En un movimiento estratégico, el gobernador de la provincia de Buenos Aires, Axel Kicillof, convocó este miércoles a su núcleo político más cercano a una reunión en el Golf Club de Villa Gesell.
El objetivo central del encuentro, según Noticias Argentinas, es hacer un balance del año 2025 y, lo más importante, trazar las «directrices para la expansión de su proyecto político a nivel nacional» de cara al año electoral 2027.
Un Encuentro que Define las Reglas del Juego Interno
La cita en la ciudad costera no es casual. Casi un año atrás, el Movimiento Derecho al Futuro (MDF), el espacio político que lidera Kicillof, colocó allí su «piedra angular». A la reunión asistieron intendentes leales como Julio Alak (La Plata) y Jorge Ferraresi (Avellaneda), funcionarios provinciales y dirigentes territoriales. El encuentro ocurre en un momento de tensa calma dentro del peronismo bonaerense. Si bien el «enfrentamiento con La Cámpora se encuentra en una fase de tregua», la pulseada por la conducción del Partido Justicialista (PJ) provincial, actualmente presidido por Máximo Kirchner, es el «nuevo frente de batalla interna».
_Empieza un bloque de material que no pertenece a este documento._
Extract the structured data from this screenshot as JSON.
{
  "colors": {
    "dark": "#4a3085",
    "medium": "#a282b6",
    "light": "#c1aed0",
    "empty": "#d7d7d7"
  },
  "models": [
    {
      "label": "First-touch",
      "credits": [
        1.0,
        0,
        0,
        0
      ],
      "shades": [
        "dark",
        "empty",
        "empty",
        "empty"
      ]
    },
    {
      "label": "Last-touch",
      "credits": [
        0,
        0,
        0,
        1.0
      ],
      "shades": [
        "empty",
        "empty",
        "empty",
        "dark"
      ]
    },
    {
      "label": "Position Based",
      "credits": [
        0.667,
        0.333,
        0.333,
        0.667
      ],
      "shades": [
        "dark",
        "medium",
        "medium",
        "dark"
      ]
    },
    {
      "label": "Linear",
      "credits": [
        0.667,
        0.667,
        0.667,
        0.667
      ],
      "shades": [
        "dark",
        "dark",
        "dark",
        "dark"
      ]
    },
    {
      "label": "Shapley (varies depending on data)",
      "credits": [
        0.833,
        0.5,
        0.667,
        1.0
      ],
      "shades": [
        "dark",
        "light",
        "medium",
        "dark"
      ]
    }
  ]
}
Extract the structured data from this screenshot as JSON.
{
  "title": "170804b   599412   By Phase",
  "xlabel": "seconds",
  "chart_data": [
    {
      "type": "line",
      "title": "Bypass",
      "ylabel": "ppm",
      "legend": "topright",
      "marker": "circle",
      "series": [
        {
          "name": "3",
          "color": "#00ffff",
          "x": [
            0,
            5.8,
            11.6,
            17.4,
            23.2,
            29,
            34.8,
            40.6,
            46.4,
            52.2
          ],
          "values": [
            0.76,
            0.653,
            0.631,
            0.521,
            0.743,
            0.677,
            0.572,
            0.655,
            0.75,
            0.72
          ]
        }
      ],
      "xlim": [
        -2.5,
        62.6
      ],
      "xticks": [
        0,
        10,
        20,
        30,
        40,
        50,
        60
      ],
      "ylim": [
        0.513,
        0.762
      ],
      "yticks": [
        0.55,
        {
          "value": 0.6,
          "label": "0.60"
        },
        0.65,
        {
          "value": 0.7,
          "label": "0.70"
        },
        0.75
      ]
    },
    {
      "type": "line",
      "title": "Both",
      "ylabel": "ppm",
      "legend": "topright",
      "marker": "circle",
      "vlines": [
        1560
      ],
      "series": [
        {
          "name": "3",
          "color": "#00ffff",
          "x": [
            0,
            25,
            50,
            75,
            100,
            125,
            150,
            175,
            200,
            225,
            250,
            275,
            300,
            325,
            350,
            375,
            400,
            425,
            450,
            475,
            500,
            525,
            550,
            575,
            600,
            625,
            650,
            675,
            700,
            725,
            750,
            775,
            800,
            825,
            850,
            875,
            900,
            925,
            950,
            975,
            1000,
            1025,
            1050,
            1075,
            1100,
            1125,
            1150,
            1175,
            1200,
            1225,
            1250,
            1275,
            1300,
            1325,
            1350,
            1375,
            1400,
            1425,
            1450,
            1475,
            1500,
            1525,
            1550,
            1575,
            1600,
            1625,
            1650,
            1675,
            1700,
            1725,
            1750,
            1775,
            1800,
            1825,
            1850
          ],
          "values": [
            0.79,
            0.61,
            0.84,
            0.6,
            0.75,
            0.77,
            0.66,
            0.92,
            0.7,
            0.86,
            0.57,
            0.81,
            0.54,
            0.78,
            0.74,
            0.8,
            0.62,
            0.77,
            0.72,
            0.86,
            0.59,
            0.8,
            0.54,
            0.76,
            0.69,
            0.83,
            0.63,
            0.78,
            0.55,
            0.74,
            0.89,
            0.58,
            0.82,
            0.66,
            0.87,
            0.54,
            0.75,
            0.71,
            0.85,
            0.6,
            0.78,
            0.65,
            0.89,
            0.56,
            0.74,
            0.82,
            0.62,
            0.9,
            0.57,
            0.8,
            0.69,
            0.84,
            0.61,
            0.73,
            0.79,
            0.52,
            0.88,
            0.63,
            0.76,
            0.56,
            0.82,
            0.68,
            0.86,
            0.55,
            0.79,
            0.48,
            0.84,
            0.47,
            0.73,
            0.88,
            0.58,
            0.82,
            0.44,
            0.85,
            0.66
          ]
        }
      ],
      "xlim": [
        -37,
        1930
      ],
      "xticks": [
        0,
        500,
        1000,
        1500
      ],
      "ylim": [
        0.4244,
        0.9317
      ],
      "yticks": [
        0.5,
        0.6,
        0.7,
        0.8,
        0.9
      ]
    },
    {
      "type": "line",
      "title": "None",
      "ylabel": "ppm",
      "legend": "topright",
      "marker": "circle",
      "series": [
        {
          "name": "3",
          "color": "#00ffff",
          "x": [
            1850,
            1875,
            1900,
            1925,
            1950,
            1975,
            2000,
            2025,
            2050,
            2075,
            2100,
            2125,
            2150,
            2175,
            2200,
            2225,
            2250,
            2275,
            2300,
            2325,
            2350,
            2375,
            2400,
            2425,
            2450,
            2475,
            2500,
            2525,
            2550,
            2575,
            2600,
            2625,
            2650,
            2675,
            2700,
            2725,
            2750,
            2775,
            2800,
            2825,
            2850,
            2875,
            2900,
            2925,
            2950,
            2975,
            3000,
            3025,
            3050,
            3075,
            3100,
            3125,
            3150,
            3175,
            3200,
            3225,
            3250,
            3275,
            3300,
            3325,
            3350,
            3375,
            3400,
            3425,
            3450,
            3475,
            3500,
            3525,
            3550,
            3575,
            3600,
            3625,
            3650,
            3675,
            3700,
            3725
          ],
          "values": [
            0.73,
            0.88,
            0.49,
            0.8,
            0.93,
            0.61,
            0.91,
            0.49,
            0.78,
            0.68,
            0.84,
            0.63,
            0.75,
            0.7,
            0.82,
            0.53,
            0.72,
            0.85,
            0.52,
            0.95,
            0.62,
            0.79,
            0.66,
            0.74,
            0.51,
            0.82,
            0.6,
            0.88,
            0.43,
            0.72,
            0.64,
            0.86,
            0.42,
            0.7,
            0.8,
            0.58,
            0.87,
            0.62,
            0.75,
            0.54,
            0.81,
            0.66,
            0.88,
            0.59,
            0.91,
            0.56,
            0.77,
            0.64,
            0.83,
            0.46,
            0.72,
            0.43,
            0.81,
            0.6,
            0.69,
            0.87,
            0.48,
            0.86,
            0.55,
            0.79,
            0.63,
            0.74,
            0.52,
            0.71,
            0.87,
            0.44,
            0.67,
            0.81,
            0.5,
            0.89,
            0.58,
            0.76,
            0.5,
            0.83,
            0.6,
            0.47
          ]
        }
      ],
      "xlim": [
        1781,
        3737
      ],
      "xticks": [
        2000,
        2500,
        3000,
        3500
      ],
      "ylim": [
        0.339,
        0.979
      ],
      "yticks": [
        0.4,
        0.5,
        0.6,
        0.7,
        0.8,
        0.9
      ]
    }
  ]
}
La próxima renovación de autoridades del PJ bonaerense, el 15 de marzo, es una pieza clave. Kicillof busca que el sillón sea ocupado por alguien de su «máxima confianza», como su vicegobernadora Verónica Magario o el intendente Alak, para alinear el partido a su gestión y a su proyecto presidencial. En contrapartida, Máximo Kirchner pretende mantener el control kirchnerista del partido.
La Ambición Federal y la Proyección Hacia 2027
El horizonte de Kicillof trasciende los límites de Buenos Aires. El gobernador «busca expandir sus dominios más allá del territorio bonaerense para empezar a construir una candidatura presidencial con perspectiva ‘federal'». El plan es ambicioso: instalar franquicias del MDF en cada provincia del país, tarea que encabezarán ministros como Andrés «Cuervo» Larroque y Carlos Bianco. Este proceso de emancipación política del kirchnerismo, que comenzó con gestos simbólicos como invitar a «entonar nuevas canciones», se consolidó con la decisión de desdoblar las elecciones bonaerenses en 2025, una medida que resultó en una «contundente victoria electoral» para su espacio.
Para esta construcción nacional, Kicillof no solo cuenta con su aparato político, sino también con el respaldo territorial de movimientos sociales como Barrios de Pie y un sector importante del Movimiento Evita. Además, coordina acciones con otros gobernadores de Unión por la Patria, como Gildo Insfrán (Formosa) y Sergio Ziliotto (La Pampa), quienes lo reconocen como una figura con «proyección presidencial».
La reunión en Gesell marca un punto de inflexión. Mientras el gobierno nacional enfrenta protestas sociales y una compleja coyuntura económica, Kicillof aprovecha la temporada de verano para ordenar sus filas, proyectar una imagen de unidad y planificar metódicamente una ofensiva política que tiene un objetivo claro: las elecciones presidenciales de 2027.